Pont-Aven, le retour

Bernard, Denis et Sérusier réveillent Drouot

Par Jacques Dodeman · Le Journal des Arts

Le 1 avril 1996

Eugène Boch, surtout présenté comme \" le frère d’Anna \", et l’un des mécènes de Van Gogh, a eu, le 18 mars à Paris, sa revanche posthume de peintre – ses tableaux se sont vendus aux enchères, pour la première fois sans doute, dix fois au-dessus de leur estimation – et sa consécration de collectionneur.

En dépit d’une publicité très modeste et d’une organisation matérielle plus qu’insuffisante (voir notre encadré), la vente de "Tableaux de l’École de Pont-Aven et modernes", qui rassemblait 45 tableaux et dessins qu’il avait légués à "Madame X" a été un grand succès. Tous les lots ont été vendus, le plus souvent très au-dessus de leur estimation, pour un produit total hors frais frisant les 11 millions de francs.

Dès le départ, le ton était donné. Un dessin de 1895 d’Anquetin, estimé 5 000 francs, s’envolait à 23 000 francs (tous nos prix sont hors frais). La gravure sur bois colorée La lessive, d’Émile Bernard, estimée 15 000 francs et attendue à 30 000, assurait la transition avec les tableaux et cotait 60 000 francs. La Bibliothèque nationale, qui n’en possède semble-t-il qu’un tirage posthume, exerçait aussitôt son droit de préemption. Quelques contribuables chagrins regretteront peut-être qu’elle n’ait pu le faire lors de la vente Loudmer de 1994, où une épreuve voisine était passée à 25 000 francs.
 
Suivaient des toiles d’Eugène Boch, Makowski, Jourdain, Laprade, Manguin, toutes 2 à 8 fois au-dessus de leur estimation, un superbe Marquet, Le port de Marseille, de 1916, à 995 000 francs, avant d’arriver à la pièce de résistance, Pouldu : vaches au pâturage, peint en 1888 par Paul Sérusier – un tableau parfaitement représentatif de la "période Gauguin" –, estimé 500 à 600 000 francs et vendu 1 810 000. Un remarquable Émile Bernard de la même année, Bretonnes étendant leur linge, plus abîmé que ne le laissait entendre le catalogue mais tout à fait "récupérable" (une photo le montre au-dessus d’une baignoire et, si bref qu’y ait été son séjour, ceci peut expliquer cela), estimé 300 000 francs, atteignait 1 220 000 francs. Un deuxième tableau de Marquet – il y en avait 5 en tout –, Marseille sous la pluie (1916), partait à 1 055 000 francs.

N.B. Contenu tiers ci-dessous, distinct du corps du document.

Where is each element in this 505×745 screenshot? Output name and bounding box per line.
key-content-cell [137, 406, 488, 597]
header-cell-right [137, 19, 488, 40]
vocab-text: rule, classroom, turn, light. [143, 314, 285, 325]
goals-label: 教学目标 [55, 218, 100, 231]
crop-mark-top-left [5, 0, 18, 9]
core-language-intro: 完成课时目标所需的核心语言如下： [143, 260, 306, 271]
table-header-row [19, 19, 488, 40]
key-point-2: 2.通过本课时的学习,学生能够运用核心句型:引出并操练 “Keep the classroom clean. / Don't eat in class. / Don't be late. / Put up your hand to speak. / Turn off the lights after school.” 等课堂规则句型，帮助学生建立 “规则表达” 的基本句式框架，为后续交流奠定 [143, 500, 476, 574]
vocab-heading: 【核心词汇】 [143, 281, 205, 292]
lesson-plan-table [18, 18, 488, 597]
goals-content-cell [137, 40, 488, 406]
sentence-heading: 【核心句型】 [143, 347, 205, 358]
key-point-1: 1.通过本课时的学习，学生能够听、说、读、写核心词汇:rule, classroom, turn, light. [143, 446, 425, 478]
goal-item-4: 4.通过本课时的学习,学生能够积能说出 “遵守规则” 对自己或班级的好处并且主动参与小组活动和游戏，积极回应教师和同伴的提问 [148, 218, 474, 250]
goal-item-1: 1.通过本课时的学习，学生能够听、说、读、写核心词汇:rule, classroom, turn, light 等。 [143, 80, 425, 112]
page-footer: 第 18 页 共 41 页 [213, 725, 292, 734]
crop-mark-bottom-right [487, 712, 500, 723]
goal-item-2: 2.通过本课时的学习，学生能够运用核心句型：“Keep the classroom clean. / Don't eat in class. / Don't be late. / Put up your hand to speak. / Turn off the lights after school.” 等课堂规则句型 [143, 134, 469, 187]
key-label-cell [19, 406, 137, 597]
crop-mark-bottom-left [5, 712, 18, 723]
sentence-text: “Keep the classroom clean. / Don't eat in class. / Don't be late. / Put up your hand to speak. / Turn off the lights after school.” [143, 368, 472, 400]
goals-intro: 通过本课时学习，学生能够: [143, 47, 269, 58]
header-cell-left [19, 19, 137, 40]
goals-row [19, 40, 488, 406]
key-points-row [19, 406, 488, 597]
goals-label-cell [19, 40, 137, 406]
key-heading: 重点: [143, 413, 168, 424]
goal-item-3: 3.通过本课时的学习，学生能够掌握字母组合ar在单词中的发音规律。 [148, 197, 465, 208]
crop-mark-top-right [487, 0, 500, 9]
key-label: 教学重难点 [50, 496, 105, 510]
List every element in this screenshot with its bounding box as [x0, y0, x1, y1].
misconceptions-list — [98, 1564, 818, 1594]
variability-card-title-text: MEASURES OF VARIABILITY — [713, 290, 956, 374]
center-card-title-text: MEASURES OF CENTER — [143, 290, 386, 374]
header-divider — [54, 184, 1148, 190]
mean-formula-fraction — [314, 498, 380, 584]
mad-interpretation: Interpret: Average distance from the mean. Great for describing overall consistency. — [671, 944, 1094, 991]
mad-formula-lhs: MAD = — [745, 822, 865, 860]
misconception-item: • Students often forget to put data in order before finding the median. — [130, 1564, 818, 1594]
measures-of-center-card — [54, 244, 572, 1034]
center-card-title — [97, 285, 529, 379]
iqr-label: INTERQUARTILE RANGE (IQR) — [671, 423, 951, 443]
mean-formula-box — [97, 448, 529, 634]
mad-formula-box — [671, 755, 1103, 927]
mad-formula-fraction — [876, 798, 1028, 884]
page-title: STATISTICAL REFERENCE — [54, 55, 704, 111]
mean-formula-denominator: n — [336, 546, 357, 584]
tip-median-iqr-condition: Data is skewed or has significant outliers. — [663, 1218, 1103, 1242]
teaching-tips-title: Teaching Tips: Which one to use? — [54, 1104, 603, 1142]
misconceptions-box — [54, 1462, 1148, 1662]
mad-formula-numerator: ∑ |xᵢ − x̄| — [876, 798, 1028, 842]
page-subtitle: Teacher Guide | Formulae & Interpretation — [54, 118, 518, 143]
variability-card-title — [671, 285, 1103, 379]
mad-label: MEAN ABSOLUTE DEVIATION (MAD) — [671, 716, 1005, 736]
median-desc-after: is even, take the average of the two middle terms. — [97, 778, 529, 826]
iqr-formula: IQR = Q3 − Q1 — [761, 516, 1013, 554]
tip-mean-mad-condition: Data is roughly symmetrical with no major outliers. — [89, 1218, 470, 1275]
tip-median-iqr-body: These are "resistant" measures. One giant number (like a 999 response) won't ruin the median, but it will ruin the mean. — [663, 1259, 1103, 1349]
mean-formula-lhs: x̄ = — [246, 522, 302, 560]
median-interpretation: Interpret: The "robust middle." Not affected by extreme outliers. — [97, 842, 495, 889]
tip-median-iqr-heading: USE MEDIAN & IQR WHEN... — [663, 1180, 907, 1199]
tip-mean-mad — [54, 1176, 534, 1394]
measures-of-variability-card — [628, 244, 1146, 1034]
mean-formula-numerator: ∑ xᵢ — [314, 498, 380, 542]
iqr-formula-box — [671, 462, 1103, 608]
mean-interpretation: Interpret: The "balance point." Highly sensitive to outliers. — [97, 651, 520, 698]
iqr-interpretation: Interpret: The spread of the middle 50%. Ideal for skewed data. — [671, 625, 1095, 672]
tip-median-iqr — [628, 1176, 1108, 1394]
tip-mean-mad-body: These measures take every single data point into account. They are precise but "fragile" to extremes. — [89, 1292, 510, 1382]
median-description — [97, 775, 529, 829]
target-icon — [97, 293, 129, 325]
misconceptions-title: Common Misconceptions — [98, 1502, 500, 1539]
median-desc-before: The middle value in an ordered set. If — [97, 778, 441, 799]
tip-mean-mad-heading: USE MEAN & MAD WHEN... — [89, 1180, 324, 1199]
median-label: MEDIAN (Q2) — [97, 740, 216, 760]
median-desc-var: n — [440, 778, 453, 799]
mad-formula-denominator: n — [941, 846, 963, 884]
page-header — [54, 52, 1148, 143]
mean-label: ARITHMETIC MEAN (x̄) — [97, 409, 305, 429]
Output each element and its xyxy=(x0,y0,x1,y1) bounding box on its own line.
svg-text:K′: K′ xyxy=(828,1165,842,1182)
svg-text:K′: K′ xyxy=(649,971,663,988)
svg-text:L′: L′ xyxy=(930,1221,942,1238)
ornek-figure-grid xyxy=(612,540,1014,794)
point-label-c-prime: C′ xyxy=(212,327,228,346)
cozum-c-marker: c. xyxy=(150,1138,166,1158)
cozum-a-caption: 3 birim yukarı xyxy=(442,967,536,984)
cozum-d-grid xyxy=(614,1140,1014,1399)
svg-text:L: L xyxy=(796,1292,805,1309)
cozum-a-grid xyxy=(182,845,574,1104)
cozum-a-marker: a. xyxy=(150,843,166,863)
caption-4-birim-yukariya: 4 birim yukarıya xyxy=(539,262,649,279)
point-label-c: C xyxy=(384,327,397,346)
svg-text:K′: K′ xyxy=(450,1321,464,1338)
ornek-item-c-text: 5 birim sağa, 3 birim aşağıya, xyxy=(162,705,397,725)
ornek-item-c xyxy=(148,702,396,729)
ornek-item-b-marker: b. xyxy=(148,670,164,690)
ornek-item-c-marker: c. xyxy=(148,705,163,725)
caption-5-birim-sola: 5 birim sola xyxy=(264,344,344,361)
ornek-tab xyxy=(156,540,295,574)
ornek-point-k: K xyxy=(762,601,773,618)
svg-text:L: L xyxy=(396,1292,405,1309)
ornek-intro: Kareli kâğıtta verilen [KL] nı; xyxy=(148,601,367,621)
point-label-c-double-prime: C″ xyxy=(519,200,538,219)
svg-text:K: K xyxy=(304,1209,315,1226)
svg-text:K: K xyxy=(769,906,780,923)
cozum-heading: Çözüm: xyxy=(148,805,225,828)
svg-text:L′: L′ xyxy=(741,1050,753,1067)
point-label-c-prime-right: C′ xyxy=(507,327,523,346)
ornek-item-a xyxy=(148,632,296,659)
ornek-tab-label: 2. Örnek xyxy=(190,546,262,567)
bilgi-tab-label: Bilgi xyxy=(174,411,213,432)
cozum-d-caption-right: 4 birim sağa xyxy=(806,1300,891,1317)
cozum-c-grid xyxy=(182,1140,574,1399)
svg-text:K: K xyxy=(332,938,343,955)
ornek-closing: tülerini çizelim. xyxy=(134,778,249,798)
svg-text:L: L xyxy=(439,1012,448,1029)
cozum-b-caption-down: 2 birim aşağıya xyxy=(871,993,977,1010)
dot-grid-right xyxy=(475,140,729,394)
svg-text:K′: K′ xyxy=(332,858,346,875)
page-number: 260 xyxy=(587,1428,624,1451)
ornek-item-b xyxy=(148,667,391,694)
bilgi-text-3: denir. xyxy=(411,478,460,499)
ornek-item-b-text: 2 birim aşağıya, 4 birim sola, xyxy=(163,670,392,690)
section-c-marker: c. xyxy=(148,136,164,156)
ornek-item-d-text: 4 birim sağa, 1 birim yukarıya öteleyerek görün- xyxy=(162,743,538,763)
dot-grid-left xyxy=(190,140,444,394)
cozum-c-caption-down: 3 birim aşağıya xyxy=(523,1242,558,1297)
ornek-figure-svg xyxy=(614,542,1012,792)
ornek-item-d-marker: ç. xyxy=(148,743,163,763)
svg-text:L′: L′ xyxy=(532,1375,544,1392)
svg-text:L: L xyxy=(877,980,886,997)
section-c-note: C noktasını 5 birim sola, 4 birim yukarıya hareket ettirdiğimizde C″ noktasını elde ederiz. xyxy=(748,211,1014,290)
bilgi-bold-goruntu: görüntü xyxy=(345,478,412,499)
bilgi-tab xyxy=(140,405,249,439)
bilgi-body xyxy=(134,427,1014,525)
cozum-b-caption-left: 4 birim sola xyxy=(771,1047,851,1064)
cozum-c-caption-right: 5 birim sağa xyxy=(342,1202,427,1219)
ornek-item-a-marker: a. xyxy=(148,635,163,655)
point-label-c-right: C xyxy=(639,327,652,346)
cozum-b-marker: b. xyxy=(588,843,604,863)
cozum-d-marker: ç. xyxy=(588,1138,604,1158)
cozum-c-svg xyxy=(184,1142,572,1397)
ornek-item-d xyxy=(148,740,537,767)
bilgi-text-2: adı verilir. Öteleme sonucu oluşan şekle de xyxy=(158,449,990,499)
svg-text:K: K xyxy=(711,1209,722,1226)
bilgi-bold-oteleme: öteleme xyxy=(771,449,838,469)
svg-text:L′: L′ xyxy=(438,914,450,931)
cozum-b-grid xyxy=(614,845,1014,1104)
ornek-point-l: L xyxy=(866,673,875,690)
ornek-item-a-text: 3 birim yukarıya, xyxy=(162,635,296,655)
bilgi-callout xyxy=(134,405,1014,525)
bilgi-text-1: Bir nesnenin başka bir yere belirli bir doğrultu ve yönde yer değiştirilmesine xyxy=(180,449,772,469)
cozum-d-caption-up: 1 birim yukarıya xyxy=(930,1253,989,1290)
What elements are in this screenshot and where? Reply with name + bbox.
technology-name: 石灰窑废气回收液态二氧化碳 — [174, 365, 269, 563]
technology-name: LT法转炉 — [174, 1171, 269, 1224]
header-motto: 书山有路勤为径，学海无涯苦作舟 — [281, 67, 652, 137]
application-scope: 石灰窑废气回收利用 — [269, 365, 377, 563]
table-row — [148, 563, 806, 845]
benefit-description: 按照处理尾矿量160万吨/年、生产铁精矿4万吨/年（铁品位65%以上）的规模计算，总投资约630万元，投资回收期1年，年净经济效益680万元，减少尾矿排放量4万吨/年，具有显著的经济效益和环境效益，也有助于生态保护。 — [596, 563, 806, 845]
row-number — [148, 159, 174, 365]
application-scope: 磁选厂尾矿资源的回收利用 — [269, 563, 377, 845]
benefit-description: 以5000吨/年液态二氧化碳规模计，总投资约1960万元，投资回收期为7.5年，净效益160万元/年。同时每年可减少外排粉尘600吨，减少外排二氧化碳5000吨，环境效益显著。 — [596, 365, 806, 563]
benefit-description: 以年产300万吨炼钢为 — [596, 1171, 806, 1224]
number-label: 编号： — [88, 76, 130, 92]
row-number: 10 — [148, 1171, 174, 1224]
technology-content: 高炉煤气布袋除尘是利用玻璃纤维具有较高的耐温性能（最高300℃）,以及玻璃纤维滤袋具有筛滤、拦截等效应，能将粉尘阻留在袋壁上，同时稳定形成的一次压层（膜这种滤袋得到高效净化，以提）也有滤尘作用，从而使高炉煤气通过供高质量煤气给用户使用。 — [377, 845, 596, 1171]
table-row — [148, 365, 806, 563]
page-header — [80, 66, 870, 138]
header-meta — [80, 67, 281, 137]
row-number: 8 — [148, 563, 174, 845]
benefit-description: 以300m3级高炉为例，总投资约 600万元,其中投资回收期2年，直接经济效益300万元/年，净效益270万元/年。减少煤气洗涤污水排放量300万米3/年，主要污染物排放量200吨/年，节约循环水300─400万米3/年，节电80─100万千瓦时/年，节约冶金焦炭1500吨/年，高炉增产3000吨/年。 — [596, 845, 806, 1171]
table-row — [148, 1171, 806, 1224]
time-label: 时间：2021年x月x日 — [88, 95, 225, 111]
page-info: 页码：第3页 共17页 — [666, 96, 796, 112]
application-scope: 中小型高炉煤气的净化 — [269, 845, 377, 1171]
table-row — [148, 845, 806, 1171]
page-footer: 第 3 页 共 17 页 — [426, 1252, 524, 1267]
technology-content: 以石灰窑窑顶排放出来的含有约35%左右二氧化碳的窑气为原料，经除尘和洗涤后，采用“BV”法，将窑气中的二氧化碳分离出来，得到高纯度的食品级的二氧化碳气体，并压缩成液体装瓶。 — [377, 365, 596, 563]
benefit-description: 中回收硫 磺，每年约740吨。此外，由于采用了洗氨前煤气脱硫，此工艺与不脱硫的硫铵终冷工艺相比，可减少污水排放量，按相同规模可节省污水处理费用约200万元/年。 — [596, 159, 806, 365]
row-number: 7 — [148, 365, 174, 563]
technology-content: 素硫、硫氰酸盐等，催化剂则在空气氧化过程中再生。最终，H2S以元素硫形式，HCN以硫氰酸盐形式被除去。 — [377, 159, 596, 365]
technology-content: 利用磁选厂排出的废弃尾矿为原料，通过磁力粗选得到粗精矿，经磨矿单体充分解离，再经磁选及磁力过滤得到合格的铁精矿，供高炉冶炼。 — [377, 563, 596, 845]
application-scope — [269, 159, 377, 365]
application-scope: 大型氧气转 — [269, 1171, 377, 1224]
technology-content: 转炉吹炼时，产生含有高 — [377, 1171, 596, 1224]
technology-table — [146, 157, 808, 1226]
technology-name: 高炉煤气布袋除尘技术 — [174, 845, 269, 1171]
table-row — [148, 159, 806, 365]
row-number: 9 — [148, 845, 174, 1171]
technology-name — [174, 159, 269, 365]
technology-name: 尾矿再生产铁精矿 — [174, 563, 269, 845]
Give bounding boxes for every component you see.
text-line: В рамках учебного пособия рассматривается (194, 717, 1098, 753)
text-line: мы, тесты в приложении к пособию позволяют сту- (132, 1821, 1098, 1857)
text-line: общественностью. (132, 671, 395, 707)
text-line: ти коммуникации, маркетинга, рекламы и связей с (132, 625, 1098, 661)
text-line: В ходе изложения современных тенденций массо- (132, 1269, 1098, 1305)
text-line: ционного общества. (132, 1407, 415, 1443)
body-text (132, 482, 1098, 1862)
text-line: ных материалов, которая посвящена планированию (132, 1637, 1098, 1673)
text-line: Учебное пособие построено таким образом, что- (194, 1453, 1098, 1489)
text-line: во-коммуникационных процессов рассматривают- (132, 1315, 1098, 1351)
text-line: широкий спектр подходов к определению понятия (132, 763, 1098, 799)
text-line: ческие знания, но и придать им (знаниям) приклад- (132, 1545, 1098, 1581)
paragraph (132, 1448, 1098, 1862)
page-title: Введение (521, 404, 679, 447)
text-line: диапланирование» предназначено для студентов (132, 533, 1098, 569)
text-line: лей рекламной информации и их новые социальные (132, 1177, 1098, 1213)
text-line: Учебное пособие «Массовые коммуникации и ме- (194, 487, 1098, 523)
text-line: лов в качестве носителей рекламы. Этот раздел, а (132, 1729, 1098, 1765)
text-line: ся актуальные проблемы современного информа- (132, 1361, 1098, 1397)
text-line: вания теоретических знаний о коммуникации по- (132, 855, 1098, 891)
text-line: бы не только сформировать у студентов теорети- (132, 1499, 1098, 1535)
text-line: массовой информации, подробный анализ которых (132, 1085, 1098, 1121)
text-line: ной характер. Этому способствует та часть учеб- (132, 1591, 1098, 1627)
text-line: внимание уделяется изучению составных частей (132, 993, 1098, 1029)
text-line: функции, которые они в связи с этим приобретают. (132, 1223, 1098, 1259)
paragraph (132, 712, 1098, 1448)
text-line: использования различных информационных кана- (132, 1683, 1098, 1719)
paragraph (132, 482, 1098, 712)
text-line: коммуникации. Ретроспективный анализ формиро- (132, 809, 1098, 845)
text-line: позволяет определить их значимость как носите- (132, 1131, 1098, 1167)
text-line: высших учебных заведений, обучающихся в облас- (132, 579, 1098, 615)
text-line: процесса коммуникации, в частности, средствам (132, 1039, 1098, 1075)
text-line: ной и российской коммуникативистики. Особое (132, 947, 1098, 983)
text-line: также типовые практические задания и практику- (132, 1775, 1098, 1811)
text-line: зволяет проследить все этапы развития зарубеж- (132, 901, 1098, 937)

La surprise la plus nette vint avec les Maurice Denis, dont La plage au petit temple (1906) fut adjugée 1 110 000 francs, La plage à l’épagneul (1903) 620 000 francs, et Plage, enfant au bonnet rouge (1909) 660 000 francs – deux d’entre eux achetés par le Musée cantonal de Genève. Les quatre autres tableaux du même peintre doublaient ou triplaient leur estimation.

Peut-on tirer des conclusions plus générales de ces résultats particulièrement réconfortants ? La première, mais elle n’est pas nouvelle, est que le problème majeur du marché est avant tout celui de l’offre. Lorsqu’apparaît une "marchandise" franche, de bonne source – et en l’occurrence, pour la plupart des œuvres, on disposait des numéros d’inventaire de la galerie Druet –, les acheteurs sont présents. A fortiori quand il s’agit d’œuvres non vues : les tableaux de Maurice Denis, déjà dans des coffres, n’avaient pu être montrés lors de sa dernière exposition. Et les estimations volontairement "raisonnables" étaient indéniablement incitatives.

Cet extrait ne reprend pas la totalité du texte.